Двинулись повзводно, потянулись улицей поселка, среди развалин, которые вновь и вновь дробил и крошил в пыль снаряд за снарядом. Шел снег. Наткнулись на двух только что убитых лошадей. Шеи с коротко остриженной гривой были неловко подвернуты, в больших остекленевших глазах застыло страдание. Немного дальше на дороге валялся разбитый орудийный передок, а рядом – убитый ездовой.
В окопе им встретились человек сорок пленных немцев, безоружных, в касках. Все – зеленовато-бледные, дрожащие. Они прижались к стенке окопа, пропуская английских солдат, но никто не сказал им ни слова.
Мело, снежные вихри мешались с дымом орудийной пальбы, было хмуро и мрачно, совсем как в Лондоне в туманный ноябрьский день. Почти ничего не было видно, и неизвестно, куда они идут, что делают и зачем. Сосредоточились в окопе и ждали. И – ничего. Все так же перед глазами торчала колючая проволока и летел снег и клочья дыма, так же гремели орудия, да отчетливей слышалась пулеметная трескотня. Вокруг сыпались снаряды. Эванс смотрел в бинокль и ругался: ни черта не видно! Уинтерборн стоял рядом, не снимая с левого плеча винтовку.
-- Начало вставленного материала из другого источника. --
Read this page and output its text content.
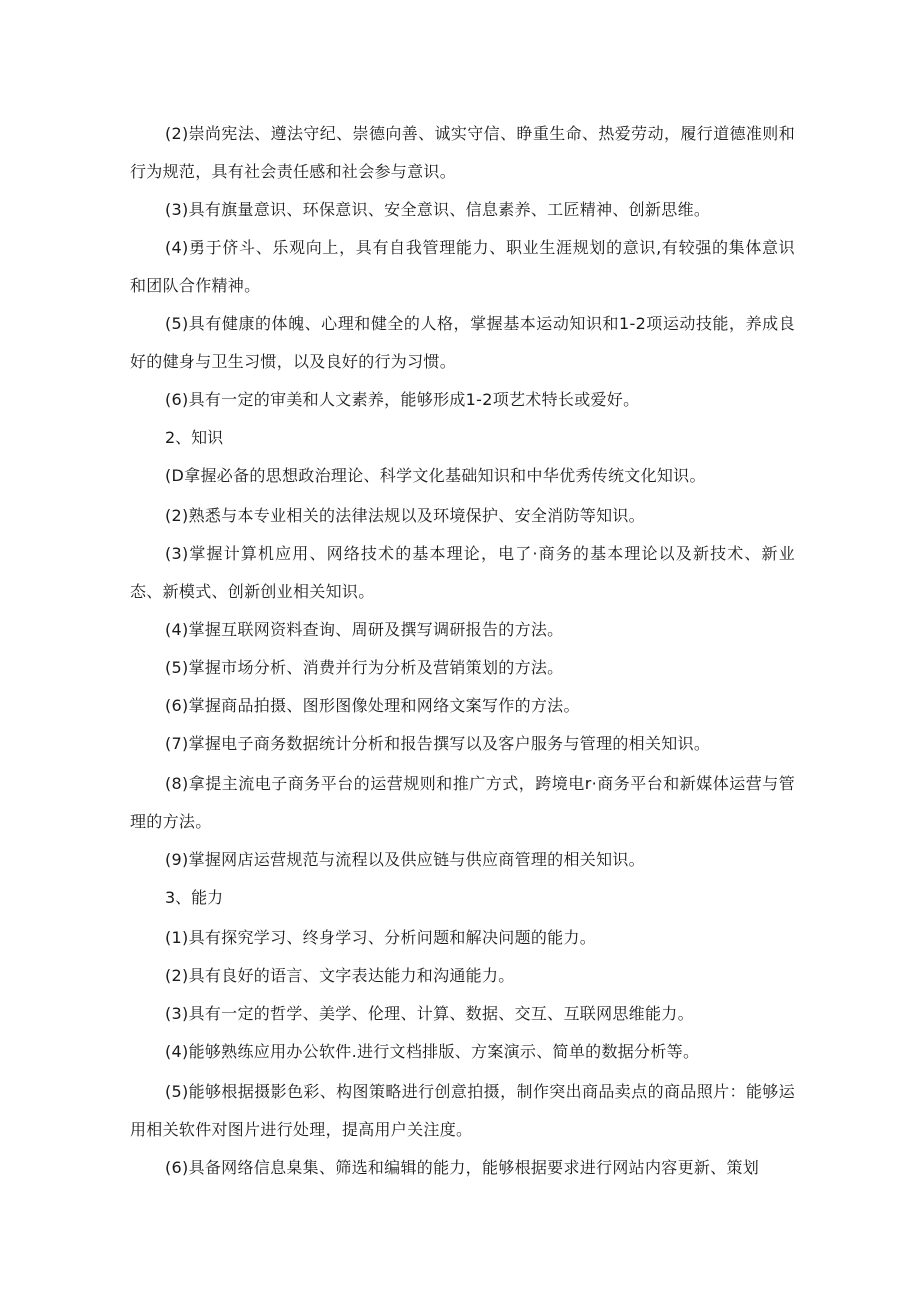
(2)崇尚宪法、遵法守纪、崇德向善、诚实守信、睁重生命、热爱劳动，履行道德准则和行为规范，具有社会责任感和社会参与意识。

(3)具有旗量意识、环保意识、安全意识、信息素养、工匠精神、创新思维。

(4)勇于侪斗、乐观向上，具有自我管理能力、职业生涯规划的意识,有较强的集体意识和团队合作精神。

(5)具有健康的体魄、心理和健全的人格，掌握基本运动知识和1-2项运动技能，养成良好的健身与卫生习惯，以及良好的行为习惯。

(6)具有一定的审美和人文素养，能够形成1-2项艺术特长或爱好。

2、知识

(D拿握必备的思想政治理论、科学文化基础知识和中华优秀传统文化知识。

(2)熟悉与本专业相关的法律法规以及环境保护、安全消防等知识。

(3)掌握计算机应用、网络技术的基本理论，电了·商务的基本理论以及新技术、新业态、新模式、创新创业相关知识。

(4)掌握互联网资料查询、周研及撰写调研报告的方法。

(5)掌握市场分析、消费并行为分析及营销策划的方法。

(6)掌握商品拍摄、图形图像处理和网络文案写作的方法。

(7)掌握电子商务数据统计分析和报告撰写以及客户服务与管理的相关知识。

(8)拿提主流电子商务平台的运营规则和推广方式，跨境电r·商务平台和新媒体运营与管理的方法。

(9)掌握网店运营规范与流程以及供应链与供应商管理的相关知识。

3、能力

(1)具有探究学习、终身学习、分析问题和解决问题的能力。

(2)具有良好的语言、文字表达能力和沟通能力。

(3)具有一定的哲学、美学、伦理、计算、数据、交互、互联网思维能力。

(4)能够熟练应用办公软件.进行文档排版、方案演示、简单的数据分析等。

(5)能够根据摄影色彩、构图策略进行创意拍摄，制作突出商品卖点的商品照片：能够运用相关软件对图片进行处理，提高用户关注度。

(6)具备网络信息臬集、筛选和编辑的能力，能够根据要求进行网站内容更新、策划
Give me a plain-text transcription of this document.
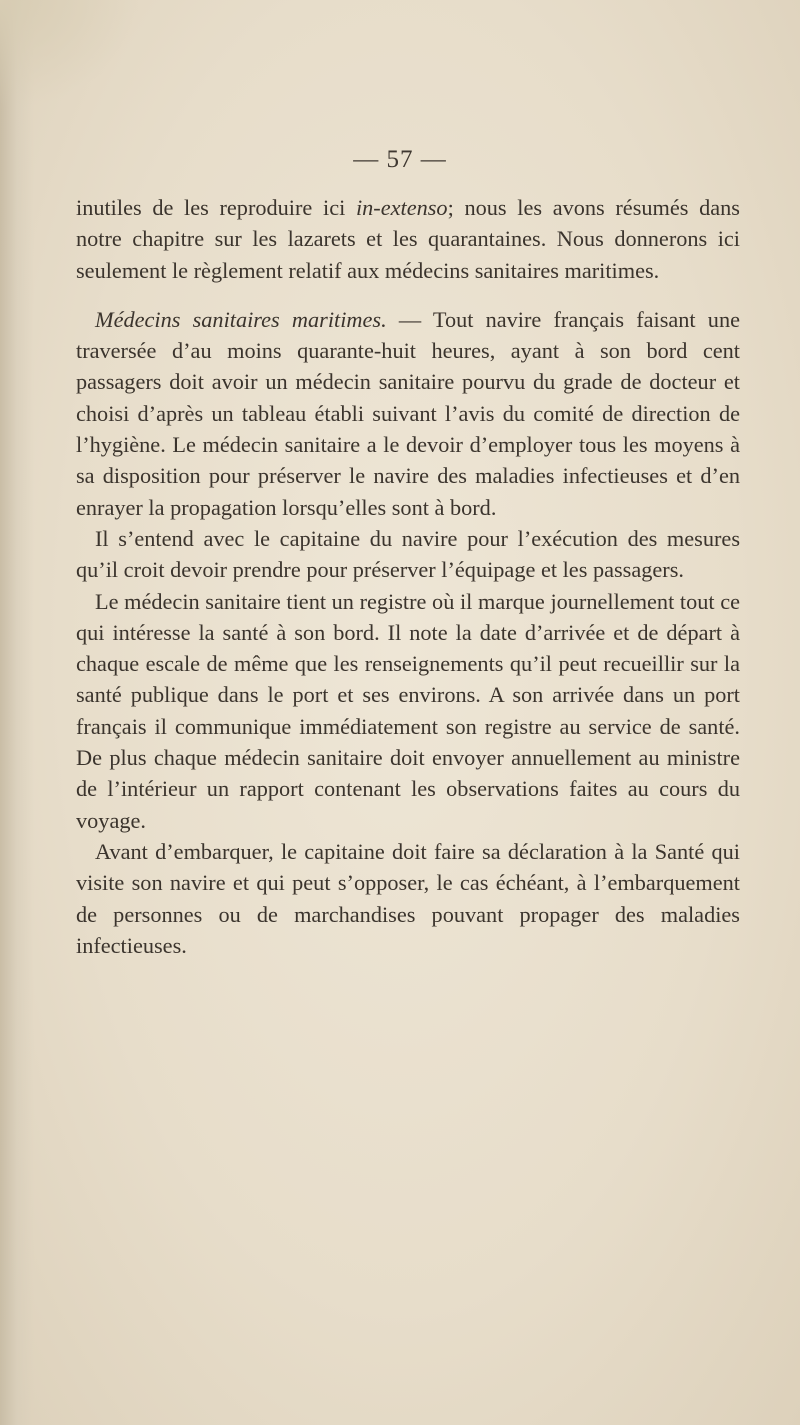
— 57 —

inutiles de les reproduire ici in-extenso; nous les avons résumés dans notre chapitre sur les lazarets et les quarantaines. Nous donnerons ici seulement le règlement relatif aux médecins sanitaires maritimes.

Médecins sanitaires maritimes. — Tout navire français faisant une traversée d’au moins quarante-huit heures, ayant à son bord cent passagers doit avoir un médecin sanitaire pourvu du grade de docteur et choisi d’après un tableau établi suivant l’avis du comité de direction de l’hygiène. Le médecin sanitaire a le devoir d’employer tous les moyens à sa disposition pour préserver le navire des maladies infectieuses et d’en enrayer la propagation lorsqu’elles sont à bord.

Il s’entend avec le capitaine du navire pour l’exécution des mesures qu’il croit devoir prendre pour préserver l’équipage et les passagers.

Le médecin sanitaire tient un registre où il marque journellement tout ce qui intéresse la santé à son bord. Il note la date d’arrivée et de départ à chaque escale de même que les renseignements qu’il peut recueillir sur la santé publique dans le port et ses environs. A son arrivée dans un port français il communique immédiatement son registre au service de santé. De plus chaque médecin sanitaire doit envoyer annuellement au ministre de l’intérieur un rapport contenant les observations faites au cours du voyage.

Avant d’embarquer, le capitaine doit faire sa déclaration à la Santé qui visite son navire et qui peut s’opposer, le cas échéant, à l’embarquement de personnes ou de marchandises pouvant propager des maladies infectieuses.
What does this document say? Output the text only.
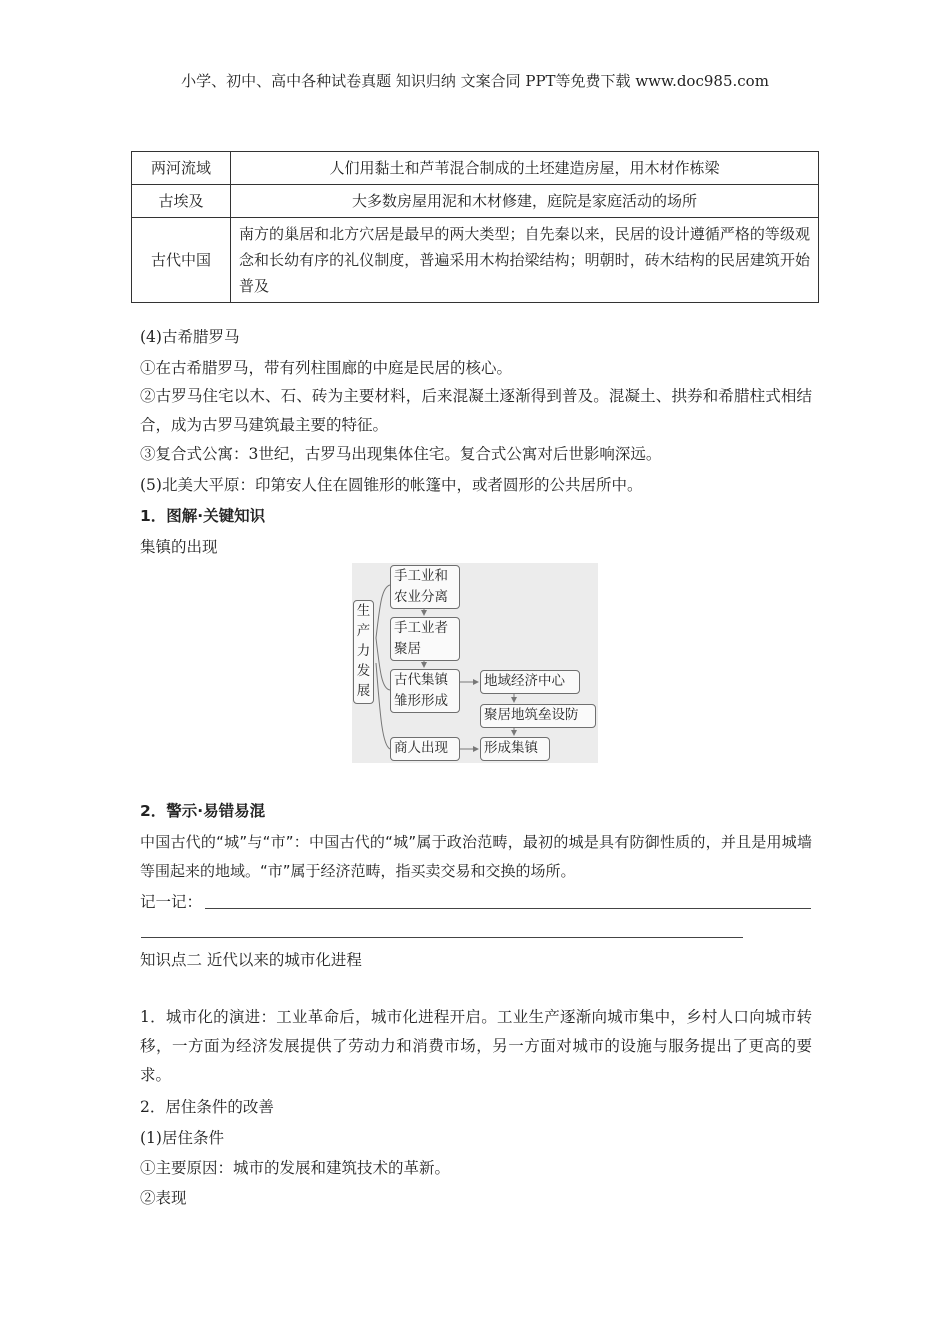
小学、初中、高中各种试卷真题 知识归纳 文案合同 PPT等免费下载 www.doc985.com
两河流域	人们用黏土和芦苇混合制成的土坯建造房屋，用木材作栋梁
古埃及	大多数房屋用泥和木材修建，庭院是家庭活动的场所
古代中国	南方的巢居和北方穴居是最早的两大类型；自先秦以来，民居的设计遵循严格的等级观念和长幼有序的礼仪制度，普遍采用木构抬梁结构；明朝时，砖木结构的民居建筑开始普及
(4)古希腊罗马
①在古希腊罗马，带有列柱围廊的中庭是民居的核心。
②古罗马住宅以木、石、砖为主要材料，后来混凝土逐渐得到普及。混凝土、拱券和希腊柱式相结合，成为古罗马建筑最主要的特征。
③复合式公寓：3世纪，古罗马出现集体住宅。复合式公寓对后世影响深远。
(5)北美大平原：印第安人住在圆锥形的帐篷中，或者圆形的公共居所中。
1．图解·关键知识
集镇的出现
生产力发展
手工业和农业分离
手工业者聚居
古代集镇雏形形成
商人出现
地域经济中心
聚居地筑垒设防
形成集镇
2．警示·易错易混
中国古代的“城”与“市”：中国古代的“城”属于政治范畴，最初的城是具有防御性质的，并且是用城墙等围起来的地域。“市”属于经济范畴，指买卖交易和交换的场所。
记一记：
知识点二 近代以来的城市化进程
1．城市化的演进：工业革命后，城市化进程开启。工业生产逐渐向城市集中，乡村人口向城市转移，一方面为经济发展提供了劳动力和消费市场，另一方面对城市的设施与服务提出了更高的要求。
2．居住条件的改善
(1)居住条件
①主要原因：城市的发展和建筑技术的革新。
②表现
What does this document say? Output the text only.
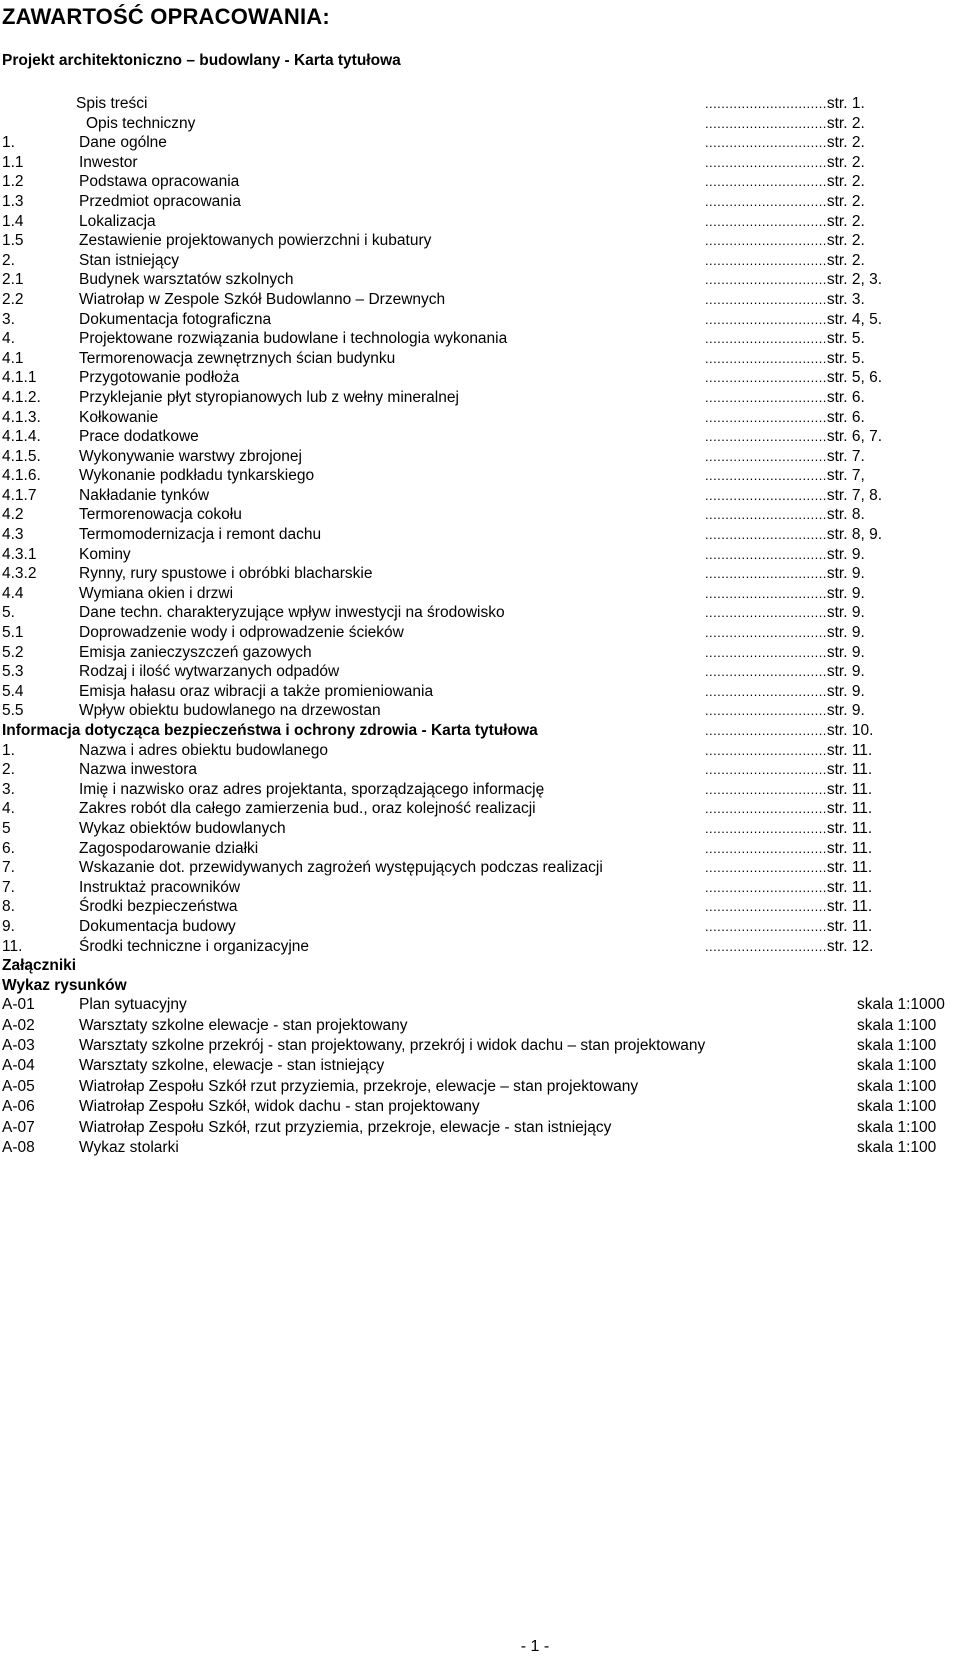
ZAWARTOŚĆ OPRACOWANIA:
Projekt architektoniczno – budowlany - Karta tytułowa
Spis treści	..............................str. 1.
Opis techniczny	..............................str. 2.
1.	Dane ogólne	..............................str. 2.
1.1	Inwestor	..............................str. 2.
1.2	Podstawa opracowania	..............................str. 2.
1.3	Przedmiot opracowania	..............................str. 2.
1.4	Lokalizacja	..............................str. 2.
1.5	Zestawienie projektowanych powierzchni i kubatury	..............................str. 2.
2.	Stan istniejący	..............................str. 2.
2.1	Budynek warsztatów szkolnych	..............................str. 2, 3.
2.2	Wiatrołap w Zespole Szkół Budowlanno – Drzewnych	..............................str. 3.
3.	Dokumentacja fotograficzna	..............................str. 4, 5.
4.	Projektowane rozwiązania budowlane i technologia wykonania	..............................str. 5.
4.1	Termorenowacja zewnętrznych ścian budynku	..............................str. 5.
4.1.1	Przygotowanie podłoża	..............................str. 5, 6.
4.1.2. Przyklejanie płyt styropianowych lub z wełny mineralnej	..............................str. 6.
4.1.3. Kołkowanie	..............................str. 6.
4.1.4. Prace dodatkowe	..............................str. 6, 7.
4.1.5. Wykonywanie warstwy zbrojonej	..............................str. 7.
4.1.6. Wykonanie podkładu tynkarskiego	..............................str. 7,
4.1.7	Nakładanie tynków	..............................str. 7, 8.
4.2	Termorenowacja cokołu	..............................str. 8.
4.3	Termomodernizacja i remont dachu	..............................str. 8, 9.
4.3.1	Kominy	..............................str. 9.
4.3.2	Rynny, rury spustowe i obróbki blacharskie	..............................str. 9.
4.4	Wymiana okien i drzwi	..............................str. 9.
5.	Dane techn. charakteryzujące wpływ inwestycji na środowisko	..............................str. 9.
5.1	Doprowadzenie wody i odprowadzenie ścieków	..............................str. 9.
5.2	Emisja zanieczyszczeń gazowych	..............................str. 9.
5.3	Rodzaj i ilość wytwarzanych odpadów	..............................str. 9.
5.4	Emisja hałasu oraz wibracji a także promieniowania	..............................str. 9.
5.5	Wpływ obiektu budowlanego na drzewostan	..............................str. 9.
Informacja dotycząca bezpieczeństwa i ochrony zdrowia - Karta tytułowa	..............................str. 10.
1.	Nazwa i adres obiektu budowlanego	..............................str. 11.
2.	Nazwa inwestora	..............................str. 11.
3.	Imię i nazwisko oraz adres projektanta, sporządzającego informację	..............................str. 11.
4.	Zakres robót dla całego zamierzenia bud., oraz kolejność realizacji	..............................str. 11.
5	Wykaz obiektów budowlanych	..............................str. 11.
6.	Zagospodarowanie działki	..............................str. 11.
7.	Wskazanie dot. przewidywanych zagrożeń występujących podczas realizacji	..............................str. 11.
7.	Instruktaż pracowników	..............................str. 11.
8.	Środki bezpieczeństwa	..............................str. 11.
9.	Dokumentacja budowy	..............................str. 11.
11.	Środki techniczne i organizacyjne	..............................str. 12.
Załączniki
Wykaz rysunków
A-01	Plan sytuacyjny	skala 1:1000
A-02	Warsztaty szkolne elewacje - stan projektowany	skala 1:100
A-03	Warsztaty szkolne przekrój - stan projektowany, przekrój i widok dachu – stan projektowany	skala 1:100
A-04	Warsztaty szkolne, elewacje - stan istniejący	skala 1:100
A-05	Wiatrołap Zespołu Szkół rzut przyziemia, przekroje, elewacje – stan projektowany	skala 1:100
A-06	Wiatrołap Zespołu Szkół, widok dachu - stan projektowany	skala 1:100
A-07	Wiatrołap Zespołu Szkół, rzut przyziemia, przekroje, elewacje - stan istniejący	skala 1:100
A-08	Wykaz stolarki	skala 1:100
- 1 -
Они ждали. Потом явился вестовой майора Торпа с новым распоряжением. Видимо, майор сначала спутал пометку на карте и отправил их не туда, куда следовало.
Они потащились прочь по грязи и сосредоточились в другом окопе. И снова ждали.
Потом Уинтерборн бежал за Эвансом по земле, которая долгие месяцы была ничьей. Мимо скелета в английской форме, неуклюже повисшего на немецкой колючей проволоке; на черепе была еще не каска, а разбухшая от сырости фуражка. Мимо английских солдат, убитых в то утро, – лица их были странно бледны, руки и ноги вывернуты под каким-то неестественным углом. Одного, видимо, в агонии рвало кровью.